​DELİKANLIYSAN BU GÖREVİ ŞİMDİ KABUL ETMEZSİN

Micheal KUYUCU 24 Haz 2023

Micheal KUYUCU
Tüm Yazıları
Belli ki birileri düğmeye bastı ve Kuntz'ın yerine göz diken o birileri gündem oluşturmak için algı kampanyasına başladı.
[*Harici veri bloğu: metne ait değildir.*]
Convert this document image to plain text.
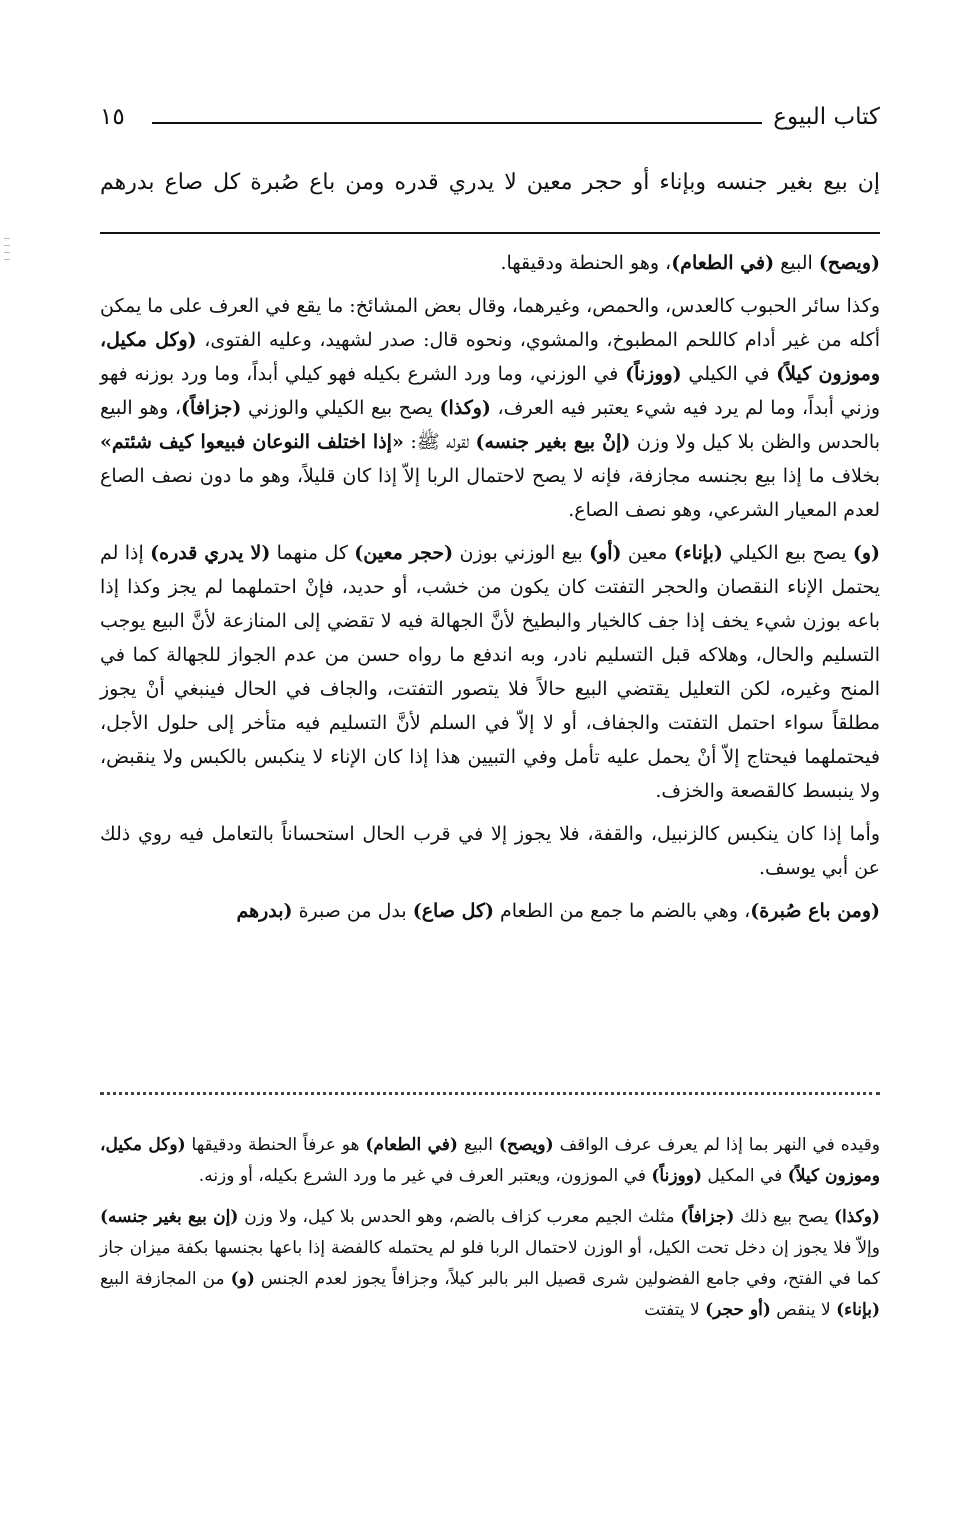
كتاب البيوع
١٥
إن بيع بغير جنسه وبإناء أو حجر معين لا يدري قدره ومن باع صُبرة كل صاع بدرهم

(ويصح) البيع (في الطعام)، وهو الحنطة ودقيقها.

وكذا سائر الحبوب كالعدس، والحمص، وغيرهما، وقال بعض المشائخ: ما يقع في العرف على ما يمكن أكله من غير أدام كاللحم المطبوخ، والمشوي، ونحوه قال: صدر لشهيد، وعليه الفتوى، (وكل مكيل، وموزون كيلاً) في الكيلي (ووزناً) في الوزني، وما ورد الشرع بكيله فهو كيلي أبداً، وما ورد بوزنه فهو وزني أبداً، وما لم يرد فيه شيء يعتبر فيه العرف، (وكذا) يصح بيع الكيلي والوزني (جزافاً)، وهو البيع بالحدس والظن بلا كيل ولا وزن (إنْ بيع بغير جنسه) لقوله ﷺ: «إذا اختلف النوعان فبيعوا كيف شئتم» بخلاف ما إذا بيع بجنسه مجازفة، فإنه لا يصح لاحتمال الربا إلاّ إذا كان قليلاً، وهو ما دون نصف الصاع لعدم المعيار الشرعي، وهو نصف الصاع.

(و) يصح بيع الكيلي (بإناء) معين (أو) بيع الوزني بوزن (حجر معين) كل منهما (لا يدري قدره) إذا لم يحتمل الإناء النقصان والحجر التفتت كان يكون من خشب، أو حديد، فإنْ احتملهما لم يجز وكذا إذا باعه بوزن شيء يخف إذا جف كالخيار والبطيخ لأنَّ الجهالة فيه لا تقضي إلى المنازعة لأنَّ البيع يوجب التسليم والحال، وهلاكه قبل التسليم نادر، وبه اندفع ما رواه حسن من عدم الجواز للجهالة كما في المنح وغيره، لكن التعليل يقتضي البيع حالاً فلا يتصور التفتت، والجاف في الحال فينبغي أنْ يجوز مطلقاً سواء احتمل التفتت والجفاف، أو لا إلاّ في السلم لأنَّ التسليم فيه متأخر إلى حلول الأجل، فيحتملهما فيحتاج إلاّ أنْ يحمل عليه تأمل وفي التبيين هذا إذا كان الإناء لا ينكبس بالكبس ولا ينقبض، ولا ينبسط كالقصعة والخزف.

وأما إذا كان ينكبس كالزنبيل، والقفة، فلا يجوز إلا في قرب الحال استحساناً بالتعامل فيه روي ذلك عن أبي يوسف.

(ومن باع صُبرة)، وهي بالضم ما جمع من الطعام (كل صاع) بدل من صبرة (بدرهم

وقيده في النهر بما إذا لم يعرف عرف الواقف (ويصح) البيع (في الطعام) هو عرفاً الحنطة ودقيقها (وكل مكيل، وموزون كيلاً) في المكيل (ووزناً) في الموزون، ويعتبر العرف في غير ما ورد الشرع بكيله، أو وزنه.

(وكذا) يصح بيع ذلك (جزافاً) مثلث الجيم معرب كزاف بالضم، وهو الحدس بلا كيل، ولا وزن (إن بيع بغير جنسه) وإلاّ فلا يجوز إن دخل تحت الكيل، أو الوزن لاحتمال الربا فلو لم يحتمله كالفضة إذا باعها بجنسها بكفة ميزان جاز كما في الفتح، وفي جامع الفضولين شرى قصيل البر بالبر كيلاً، وجزافاً يجوز لعدم الجنس (و) من المجازفة البيع (بإناء) لا ينقص (أو حجر) لا يتفتت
Geçtiğimiz günlerde A Milli Takımımızın Euro 2024 elemelerinde Letonya ve Galler ile yaptığı ve kazandığı iki maçı izledik. Bu iki maçın teknik yönü, futbol kalitesi gibi şeyleri herkes konuştu. Onu geçtim, benim takıldığım konu Stefan Kuntz ile ilgili yapılan karalama kampanyası.

Birileri düğmeye bastı

Belli ki birileri düğmeye bastı ve Kuntz’ın yerine göz diken o birileri gündem oluşturmak için algı kampanyasına başladı. Bu birileri Milli Takımın Letonya ve Galler maçında yenilerek veya puan kaybederek Stefan’ın işini bitirmeyi planladı ama olmadı, plan tutmadı ve Milli Takım iki maçını da kazandı. 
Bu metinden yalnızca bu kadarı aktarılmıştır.